# Belgian Cuber Club?



## Bierproever (Apr 19, 2010)

Is there a club for cubers in Belgium???
And if there isn't, maybe in the Benelux???


----------



## Bierproever (Apr 21, 2010)

No belgian cubers here??


----------



## Am1n- (Apr 21, 2010)

why?


----------



## Bierproever (Apr 21, 2010)

Don't know any ^^


----------



## Pietersmieters (Apr 21, 2010)

I'm a Belgian cuber, Tobias Danneels and some others are Belgian too


----------



## Cubenovice (Apr 21, 2010)

Dutch guy living in Belgium...
Does that count?

Anyway, I see that you are coming to the belgian open, there will be some belian cubers. I think there are already about ten on the participant list.


----------



## Dene (Apr 22, 2010)

Lars Vandenbergh is a very promiment and well known Belgian cuber.

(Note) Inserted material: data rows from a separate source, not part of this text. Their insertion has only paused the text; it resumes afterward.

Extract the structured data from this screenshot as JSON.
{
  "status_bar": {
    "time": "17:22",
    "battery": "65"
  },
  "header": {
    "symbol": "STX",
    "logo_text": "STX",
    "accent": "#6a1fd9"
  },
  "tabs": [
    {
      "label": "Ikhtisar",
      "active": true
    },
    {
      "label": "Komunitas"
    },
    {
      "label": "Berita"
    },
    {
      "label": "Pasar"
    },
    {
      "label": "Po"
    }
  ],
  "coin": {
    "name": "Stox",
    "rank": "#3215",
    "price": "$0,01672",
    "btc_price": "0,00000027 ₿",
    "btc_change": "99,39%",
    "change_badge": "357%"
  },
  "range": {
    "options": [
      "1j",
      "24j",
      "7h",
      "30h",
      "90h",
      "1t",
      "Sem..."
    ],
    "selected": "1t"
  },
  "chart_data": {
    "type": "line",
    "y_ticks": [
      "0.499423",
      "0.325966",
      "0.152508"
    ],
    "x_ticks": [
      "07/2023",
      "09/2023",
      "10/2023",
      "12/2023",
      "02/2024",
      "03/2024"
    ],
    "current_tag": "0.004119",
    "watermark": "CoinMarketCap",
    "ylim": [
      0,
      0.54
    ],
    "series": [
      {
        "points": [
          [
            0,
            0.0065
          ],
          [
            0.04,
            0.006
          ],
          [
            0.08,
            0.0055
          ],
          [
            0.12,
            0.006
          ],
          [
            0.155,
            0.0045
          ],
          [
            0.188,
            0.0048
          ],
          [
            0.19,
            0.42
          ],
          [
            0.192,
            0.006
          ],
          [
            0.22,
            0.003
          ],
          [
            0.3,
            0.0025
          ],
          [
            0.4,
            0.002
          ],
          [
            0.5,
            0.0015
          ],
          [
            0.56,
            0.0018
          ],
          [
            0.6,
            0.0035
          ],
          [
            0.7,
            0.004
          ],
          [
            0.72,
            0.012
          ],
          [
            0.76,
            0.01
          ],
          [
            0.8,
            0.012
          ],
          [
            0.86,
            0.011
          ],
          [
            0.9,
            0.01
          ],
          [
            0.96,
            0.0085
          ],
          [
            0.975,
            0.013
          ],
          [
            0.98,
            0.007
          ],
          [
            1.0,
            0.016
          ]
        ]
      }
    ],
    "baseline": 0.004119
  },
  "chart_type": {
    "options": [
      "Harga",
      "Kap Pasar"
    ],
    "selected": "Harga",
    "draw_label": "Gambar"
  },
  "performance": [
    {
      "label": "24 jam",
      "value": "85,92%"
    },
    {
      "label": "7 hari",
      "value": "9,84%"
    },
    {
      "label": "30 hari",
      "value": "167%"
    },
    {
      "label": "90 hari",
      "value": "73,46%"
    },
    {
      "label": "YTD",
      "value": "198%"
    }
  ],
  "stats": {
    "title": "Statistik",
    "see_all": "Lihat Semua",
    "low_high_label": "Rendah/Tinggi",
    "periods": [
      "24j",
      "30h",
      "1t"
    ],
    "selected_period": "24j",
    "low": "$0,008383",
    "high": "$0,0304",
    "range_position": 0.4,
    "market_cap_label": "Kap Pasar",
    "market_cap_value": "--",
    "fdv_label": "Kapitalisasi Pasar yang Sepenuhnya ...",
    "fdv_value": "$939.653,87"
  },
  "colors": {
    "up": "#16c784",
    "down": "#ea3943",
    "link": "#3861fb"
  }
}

He posts on here as jazzthief81.


----------



## SimonV (Mar 13, 2016)

I am a belgian cuber


----------



## AlexvanVugt (Mar 21, 2016)

I am an Australian cuber, but I used to live in Belgium(as you can probalbly tell by my name). Not that anyone cares, but nice to know there are some Belgian cubers out there.


----------